El hombre se puso feliz:

-  ¡Qué bueno! Y ya que así es el asunto, entonces invitemos a Riqueza, dejemos que entre y llene nuestra casa de riqueza. Su esposa  no estuvo de acuerdo:

- Querido,  ¿por qué no invitamos a Éxito?

   La hija del matrimonio estaba escuchando desde la otra esquina de la casa y vino corriendo con una idea:

-  ¿No seria mejor invitar a Amor?
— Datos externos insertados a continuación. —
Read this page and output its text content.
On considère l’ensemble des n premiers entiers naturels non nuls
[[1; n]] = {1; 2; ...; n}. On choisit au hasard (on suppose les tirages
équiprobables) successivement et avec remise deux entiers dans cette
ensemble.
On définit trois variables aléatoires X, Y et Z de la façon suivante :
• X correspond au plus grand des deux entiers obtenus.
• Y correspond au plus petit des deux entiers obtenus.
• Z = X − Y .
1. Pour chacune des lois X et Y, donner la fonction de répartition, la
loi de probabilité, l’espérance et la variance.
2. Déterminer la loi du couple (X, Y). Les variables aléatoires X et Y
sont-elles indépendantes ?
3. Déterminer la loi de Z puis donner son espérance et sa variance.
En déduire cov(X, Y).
Nuestro hogar entonces estaría lleno de amor.

- Hagamos caso del consejo de nuestra hija - dijo el esposo a su mujer

- Ve afuera e invita a Amor a que sea nuestro  huésped.

La esposa salió y les pregunto a los tres ancianos:

-  ¿Cuál de ustedes es Amor? Por favor que venga para que sea nuestro invitado.

   Amor se puso de pie y comenzó a caminar hacia la casa. Los otros dos también se levantaron y lo siguieron. Sorprendida, la dama les  preguntó a Riqueza y Éxito:

- Yo solo invite a Amor,  ¿por qué ustedes también vienen?

Los viejos respondieron juntos:

- Si hubieras invitado a Riqueza o Éxito, los otros dos habrían permanecido afuera, pero ya que invitaste a Amor, donde sea que él vaya, nosotros vamos con él. Donde quiera que hay amor, hay también riqueza y éxito.

 

Si verdaderamente sigues tu corazón, el resto llegará por añadidura...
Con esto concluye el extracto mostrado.